Hydrocarbons remain the primary supply of energy in 2019. Nevertheless, people in western world are now increasingly choosing electric cars, as petrol and diesel engines emit fractional co2 www.businessfirstonline.co.uk into the atmosphere and pollute air with nitrogen and sulphur compounds. The number of electric cars will are as long as 130 million by the end of 2030 and every home and office will probably use smart devices ran by batteries. Oslo, Hamburg, Copenhagen, Paris, London, Madrid already asserted that they’re going to ban all vehicles taking care of petrol or diesel fuel in central areas. The way everything is going, batteries will replace the environmentally damaging coal and oil as fuel sources.
Minerals for batteries should be extracted and processed with robust safety standards, proper working conditions, norms for responsible extraction and business ethics planned.
Global social responsibility
Take, as an example, cobalt. Over 2 / 3 of cobalt are extracted in the Democratic Republic with the Congo. Cobalt mining brings a significant amount of employment for people around DRC but a sizable percentage could be tainted by illegal child labour.

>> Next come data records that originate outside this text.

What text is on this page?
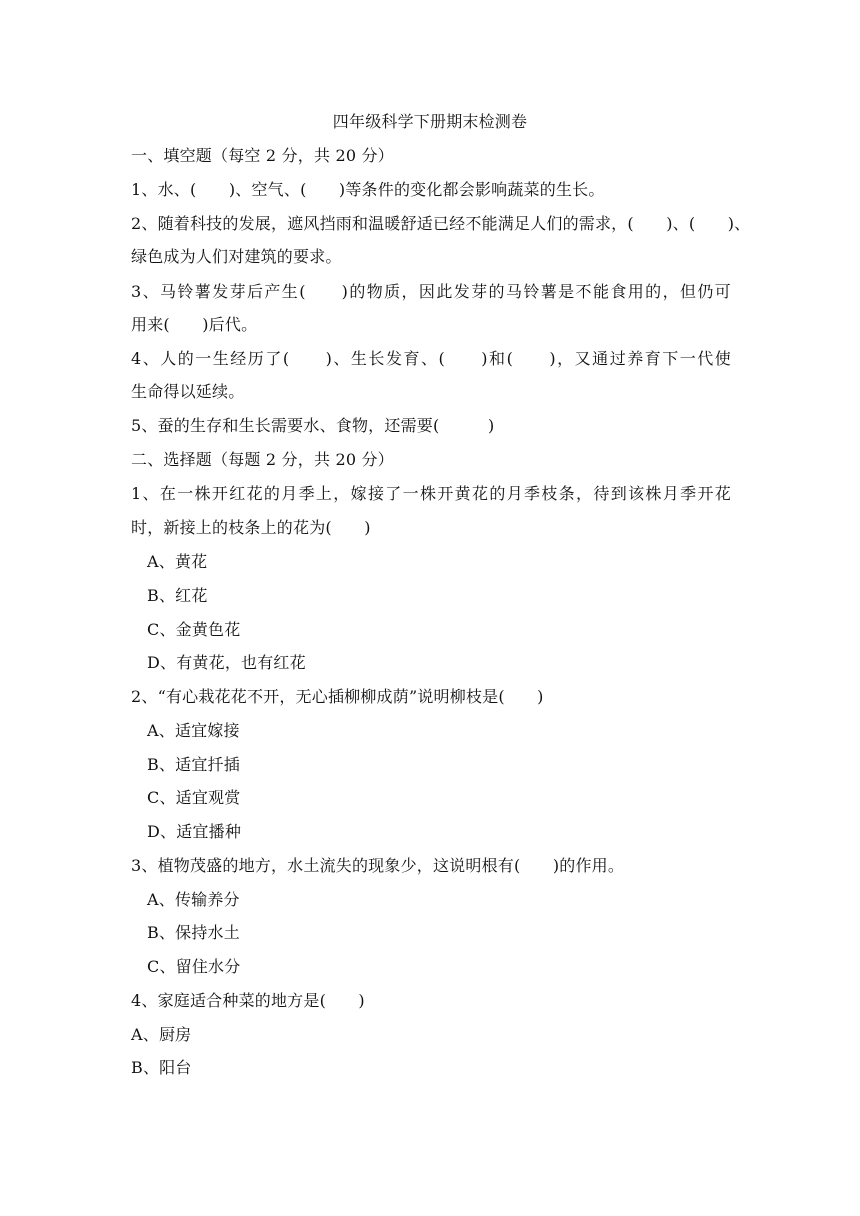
四年级科学下册期末检测卷
一、填空题（每空 2 分，共 20 分）
1、水、(　　)、空气、(　　)等条件的变化都会影响蔬菜的生长。
2、随着科技的发展，遮风挡雨和温暖舒适已经不能满足人们的需求，(　　)、(　　)、
绿色成为人们对建筑的要求。
3、马铃薯发芽后产生(　　)的物质，因此发芽的马铃薯是不能食用的，但仍可
用来(　　)后代。
4、人的一生经历了(　　)、生长发育、(　　)和(　　)，又通过养育下一代使
生命得以延续。
5、蚕的生存和生长需要水、食物，还需要(　　　)
二、选择题（每题 2 分，共 20 分）
1、在一株开红花的月季上，嫁接了一株开黄花的月季枝条，待到该株月季开花
时，新接上的枝条上的花为(　　)
A、黄花
B、红花
C、金黄色花
D、有黄花，也有红花
2、“有心栽花花不开，无心插柳柳成荫”说明柳枝是(　　)
A、适宜嫁接
B、适宜扦插
C、适宜观赏
D、适宜播种
3、植物茂盛的地方，水土流失的现象少，这说明根有(　　)的作用。
A、传输养分
B、保持水土
C、留住水分
4、家庭适合种菜的地方是(　　)
A、厨房
B、阳台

In 2017, world leading companies including BASF, Enel and Volkswagen met in the World Economic Forum annual meeting in Davos to discuss business ethics in minerals extraction for that manufacture of batteries. As a result, nokia’s gathered to found the Global Battery Alliance, with Eurasian Resources Group as being a founding member, targeted at prohibiting the application of child labour and promoting battery recycling to boost the sustainability in the industry.
The CEO of Eurasian Resources Group, Benedikt Sobotka reiterated the business’s persistence for help tackle child labour in the Democratic Republic with the Congo. He hopes that over the Alliance and collaboration between major companies, international organisations and civil society, the illegal involvement of youngsters in mining inside the battery supply chain will be addressed.
Eurasian Resources Group supports children inside DRC
Through longstanding partnerships including with the Good Shepherd Sisters and Pact, Eurasian Resources Group targets helping tackle child labour and strengthen child protection norms.
In 2018 and early 2019, ERG continued to aid a lot more than 10,000 students through its educational initiatives in the DRC.
Benedikt Sobotka, CEO of Eurasian Resources Group, holds that the global battery sector should confer benefits to its participants throughout the value chain including children and local communities inside the DRC.